Macrophage conditioned media increases the pro-inflammatory character of adipocytes.
The expression levels of several cytokines associated with inflammation and breast cancer were highly up-regulated by astrocytes, both in co-culture and alone, in response to macrophage CM. For instance, there was marked increases in expression of the pro-inflammatory cytokines, IL-1β, TNF-α, and IL-6. This is consistent with another study by Permana et al., which also showed that murine RAW 264.7 macrophage conditioned media could induce 3T3-L1 adipocyte inflammation29. The co-culture system used in our study consisted of only human cell lines, establishing that these effects are present in human cell interactions, and can have important implications in human breast cancer progression and prognosis.
Curiously however, increased expression of adiponectin, an anti-inflammatory cytokine that is secreted solely by mature adipocytes and inversely correlated to fat mass, seemed to be more dependent upon co-culture with breast cancer cells than addition of macrophage CM. Increased adiponectin is an indicator of delipidation, which is one of the hallmarks of adipocyte cancer-association7,20. TNF-α has also been reported to cause delipidation of adipocytes and may promote the expression of adiponectin23,24. Yet when adipocytes were cultured alone in macrophage CM, there was no significant increase in adiponectin, unlike in co-culture, even though TNF-α was increased. Consequently, it would seem additional breast cancer cell related factors play a substantial role in adiponectin expression, and all three cell types work in concert to cause adipocyte cancer-association and promote tumor aggressiveness.
Macrophage conditioned media increases matrix metalloproteinase expression in adipocytes.

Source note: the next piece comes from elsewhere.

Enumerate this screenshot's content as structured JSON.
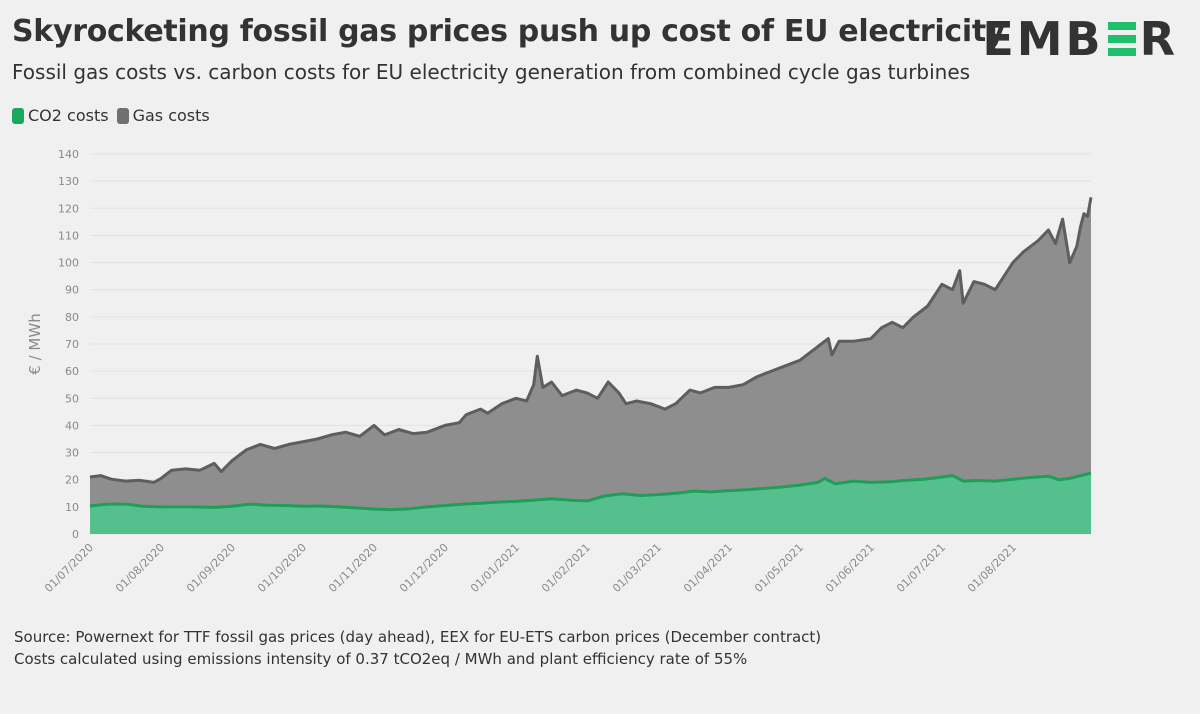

Macrophage CM also increased MMP-3 and MMP-11 expression by adipocytes in adipocyte-breast cancer co-culture (Fig. 4B). MMP-11 is a negative prognosis marker in several human cancers28 and can also cause delipidation of adipocytes20. Andarawewa et al. found that MMP-11 was expressed in human adipocytes proximally located to invasive cancer cells, but not distally located adipocytes20. In addition, this same study found these adipocytes at the tumor invasive front that expressed MMP-11 were reduced in size. In studies examining the role of MMPs in normal adipogenesis, MMP-11 and MMP-3 deficient mice developed more adipose tissue, indicating a negative regulatory role21,22. The increased expression on MMP-11 and MMP-3 further indicate that macrophage CM can increase adipocyte delipidation and cancer-association. Finally, while MMP-11 expression by adipocytes, both in co-culture and alone, was similarly affected by macrophage CM, there appeared to be an additive affect on MMP-3 expression. Although MMP-3 and MMP-11 are structurally and functionally similar, both being stromelysins and negative regulators of adipogenesis, their expression may require different signaling mechanisms.